What Does the Future Hold for Landlines?
As you will see below, there are significant reasons for hanging onto your landline. Before going there, however, it is important to recognize that landline technology has not languished in this digital age. Landlines can actually be hands-free. So, while you are holding a hot casserole dish in one hand and a cold pitcher of tea in the other, you can still call your mom to ask how long to leave the brioche in the oven. If you go with an Ooma home phone, your basic phone service is actually $0.00 a month, which is pretty low.
What Is VoIP Anyway?
So how can any phone company offer fee landline phone service? It has to do with your internet. Do you remember how the internet provider keeps trying to get you to bundle a landline with your cable bill and broadband? Instead of paying for that extra service, just go with VoIP (voice over internet protocol). This means you are speaking over the internet. As long as you have a phone adapter, your computer does not even have to be on. You may wonder if the service will be as dependable and the quality as good as your internet provider offers. Yes, it will. That bundle they keep trying to sell you is probably VoIP as well.

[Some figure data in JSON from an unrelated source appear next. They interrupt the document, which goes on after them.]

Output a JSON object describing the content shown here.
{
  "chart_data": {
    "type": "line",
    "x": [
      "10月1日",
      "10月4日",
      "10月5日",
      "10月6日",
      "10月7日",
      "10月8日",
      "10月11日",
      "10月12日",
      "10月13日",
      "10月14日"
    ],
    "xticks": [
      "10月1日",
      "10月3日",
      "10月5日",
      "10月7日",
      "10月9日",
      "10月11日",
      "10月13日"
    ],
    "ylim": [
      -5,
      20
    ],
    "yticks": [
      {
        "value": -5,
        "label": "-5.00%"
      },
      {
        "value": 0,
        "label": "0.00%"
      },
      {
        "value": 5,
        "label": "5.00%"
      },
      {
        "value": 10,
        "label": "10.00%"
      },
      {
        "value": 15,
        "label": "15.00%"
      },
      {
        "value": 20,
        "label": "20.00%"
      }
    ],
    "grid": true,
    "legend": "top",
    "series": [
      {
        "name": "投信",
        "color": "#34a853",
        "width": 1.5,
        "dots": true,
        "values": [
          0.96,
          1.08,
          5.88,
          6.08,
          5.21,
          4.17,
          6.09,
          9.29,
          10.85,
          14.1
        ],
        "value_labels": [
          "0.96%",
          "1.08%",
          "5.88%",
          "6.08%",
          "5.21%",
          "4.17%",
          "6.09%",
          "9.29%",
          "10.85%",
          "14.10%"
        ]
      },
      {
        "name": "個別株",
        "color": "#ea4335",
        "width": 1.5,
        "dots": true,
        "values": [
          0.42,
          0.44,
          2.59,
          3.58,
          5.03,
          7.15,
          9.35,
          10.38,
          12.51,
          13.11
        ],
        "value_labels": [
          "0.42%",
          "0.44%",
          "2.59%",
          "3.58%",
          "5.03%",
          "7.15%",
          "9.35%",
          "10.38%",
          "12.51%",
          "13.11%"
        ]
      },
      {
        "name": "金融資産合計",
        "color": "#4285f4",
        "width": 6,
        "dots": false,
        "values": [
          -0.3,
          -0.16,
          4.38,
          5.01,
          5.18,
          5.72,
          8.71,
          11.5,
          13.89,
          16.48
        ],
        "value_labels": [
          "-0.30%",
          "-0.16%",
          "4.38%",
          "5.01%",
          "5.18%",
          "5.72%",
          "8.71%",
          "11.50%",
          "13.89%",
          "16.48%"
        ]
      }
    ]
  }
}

Is It Really Necessary to Have a Landline?
The world may not end tomorrow if you do not rediscover the convenience and quality of a landline. However, there are certain distinct benefits to having one:
- Medical data transmission typically requires a landline.
- Home security systems often require the use of a landline.
- Faxes, which are much more convenient than scanned, emailed documents, can be sent over landlines.
- 911 operators know immediately where you are if you call from a landline.
Sometimes adopting the newest, best technology means taking a step backward. The landline has returned.